Я ехала вечер, ночь, утро, день; и где бы ни останавливался поезд, везде шел дождь, так что казалось, будто мы стоим на одном месте. Станции с металлическими мостами-виадуками все были похожи одна на другую; все - с бесцветным небом, покойными, тяжелыми рельсами, неподвижной громадой грузовых вагонов. Везде мне было одиноко, как бывает одиноко в бесконечный дождь; везде перрон пересекали редкие, съежившиеся фигурки, и только торговки вразнос - мороженым, водой, семечками - бодрились, кричали о своем товаре, стараясь разбудить сонного, укачанного железной люлькой, покупателя. Я взяла у крепкой еще бабы - не старушки - тарелку горячей картошки, пересыпанной жареным луком, с несколькими солеными огурчиками, кругляшами редиски; на овощном великолепии высилась крепкая куриная ножка. Картошка стоила двадцать рублей, продавщица ловко высыпала блюдо на белый лист бумаги и завернула в страницу из местной газеты: «Ешь, милая, ешь. Ругать меня не будешь - хорошее всё».

В вагоне я сразу же стала есть - не от голода, а от безысходности - я не знала куда я еду, зачем... Так повторялась моя жизнь сызмальства, с детства, когда я сидела у асфальтированной дороги, положив на землю старенький велосипед.
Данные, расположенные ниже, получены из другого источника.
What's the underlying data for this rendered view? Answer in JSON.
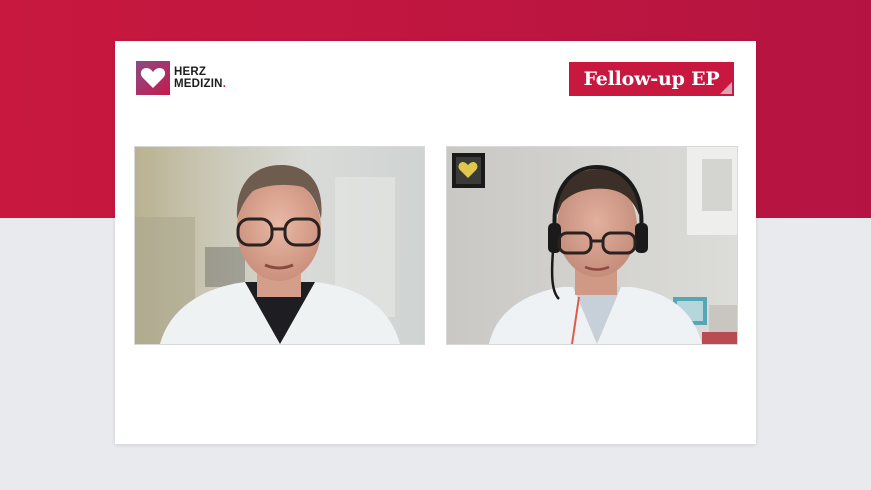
{
  "logo": {
    "line1": "HERZ",
    "line2": "MEDIZIN",
    "dot": "."
  },
  "badge": {
    "label": "Fellow-up EP"
  },
  "colors": {
    "brand_red": "#c8183f",
    "background_light": "#e9eaed",
    "card": "#ffffff"
  },
  "videos": {
    "left": {
      "icon": "video-participant-left"
    },
    "right": {
      "icon": "video-participant-right"
    }
  }
}
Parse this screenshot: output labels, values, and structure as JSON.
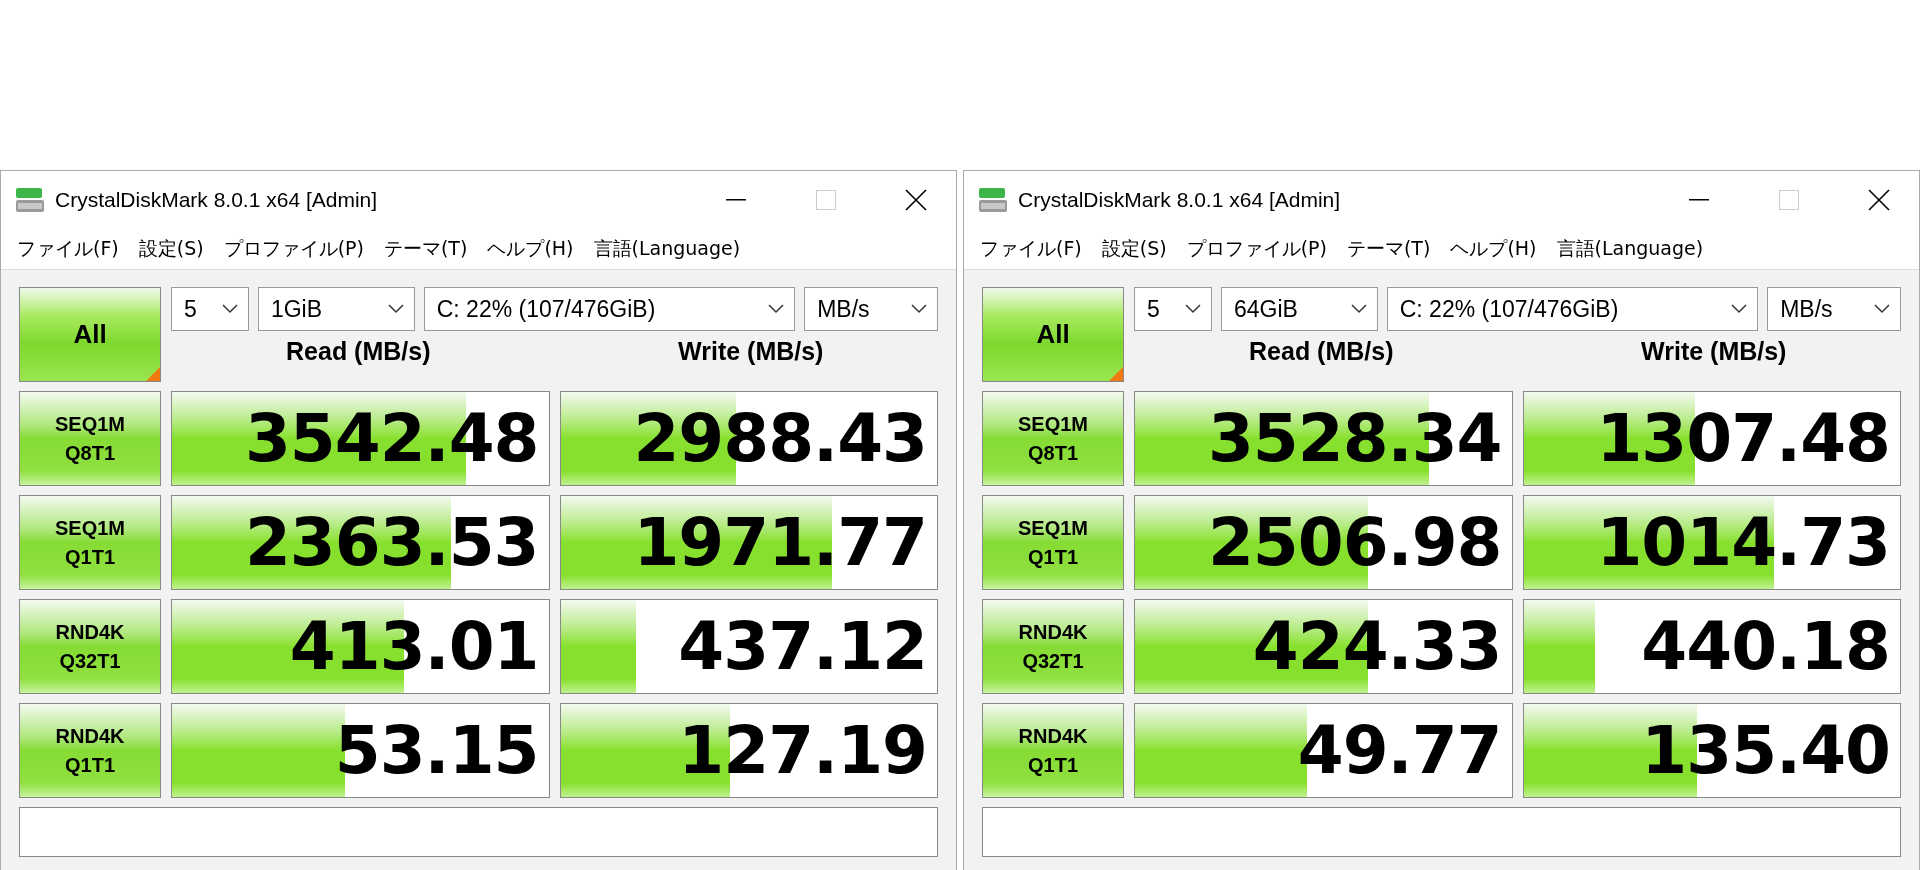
{
  "windows": [
    {
      "title": "CrystalDiskMark 8.0.1 x64 [Admin]",
      "menu": [
        "ファイル(F)",
        "設定(S)",
        "プロファイル(P)",
        "テーマ(T)",
        "ヘルプ(H)",
        "言語(Language)"
      ],
      "all_button": "All",
      "selects": [
        "5",
        "1GiB",
        "C: 22% (107/476GiB)",
        "MB/s"
      ],
      "headers": [
        "Read (MB/s)",
        "Write (MB/s)"
      ],
      "rows": [
        {
          "label": [
            "SEQ1M",
            "Q8T1"
          ],
          "read": {
            "value": "3542.48",
            "level": 0.78
          },
          "write": {
            "value": "2988.43",
            "level": 0.465
          }
        },
        {
          "label": [
            "SEQ1M",
            "Q1T1"
          ],
          "read": {
            "value": "2363.53",
            "level": 0.74
          },
          "write": {
            "value": "1971.77",
            "level": 0.72
          }
        },
        {
          "label": [
            "RND4K",
            "Q32T1"
          ],
          "read": {
            "value": "413.01",
            "level": 0.615
          },
          "write": {
            "value": "437.12",
            "level": 0.2
          }
        },
        {
          "label": [
            "RND4K",
            "Q1T1"
          ],
          "read": {
            "value": "53.15",
            "level": 0.46
          },
          "write": {
            "value": "127.19",
            "level": 0.45
          }
        }
      ]
    },
    {
      "title": "CrystalDiskMark 8.0.1 x64 [Admin]",
      "menu": [
        "ファイル(F)",
        "設定(S)",
        "プロファイル(P)",
        "テーマ(T)",
        "ヘルプ(H)",
        "言語(Language)"
      ],
      "all_button": "All",
      "selects": [
        "5",
        "64GiB",
        "C: 22% (107/476GiB)",
        "MB/s"
      ],
      "headers": [
        "Read (MB/s)",
        "Write (MB/s)"
      ],
      "rows": [
        {
          "label": [
            "SEQ1M",
            "Q8T1"
          ],
          "read": {
            "value": "3528.34",
            "level": 0.78
          },
          "write": {
            "value": "1307.48",
            "level": 0.455
          }
        },
        {
          "label": [
            "SEQ1M",
            "Q1T1"
          ],
          "read": {
            "value": "2506.98",
            "level": 0.62
          },
          "write": {
            "value": "1014.73",
            "level": 0.665
          }
        },
        {
          "label": [
            "RND4K",
            "Q32T1"
          ],
          "read": {
            "value": "424.33",
            "level": 0.62
          },
          "write": {
            "value": "440.18",
            "level": 0.19
          }
        },
        {
          "label": [
            "RND4K",
            "Q1T1"
          ],
          "read": {
            "value": "49.77",
            "level": 0.457
          },
          "write": {
            "value": "135.40",
            "level": 0.46
          }
        }
      ]
    }
  ]
}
Я смотрела на машины - они никогда не останавливались - и мечтала: увидеть Петербург, Самарканд... Стройные дворцы и узорчатые мечети, тюбетейки из ярких ниток и помпончатые береты распутных английских моряков, густой запах южных кофеен, звуки невидимой гитары и ветра, бьющегося в витражное стекло - все это было где-то прочитано, а потом уже воображено, выдумано мной. Потом пришла юность - эх, если бы понимать тогда, как она была прекрасна - бедная юность с бессонными поездными ночами в переполненных вагонах, где стоял сивушных запах мужских носков, зло лязгала туалетная дверь, ядовитый сигаретный дым вился из тамбура. Но утром я могла не смотреть в зеркало - кожа была свежа, млел румянец, а как весело, живо блестели глаза!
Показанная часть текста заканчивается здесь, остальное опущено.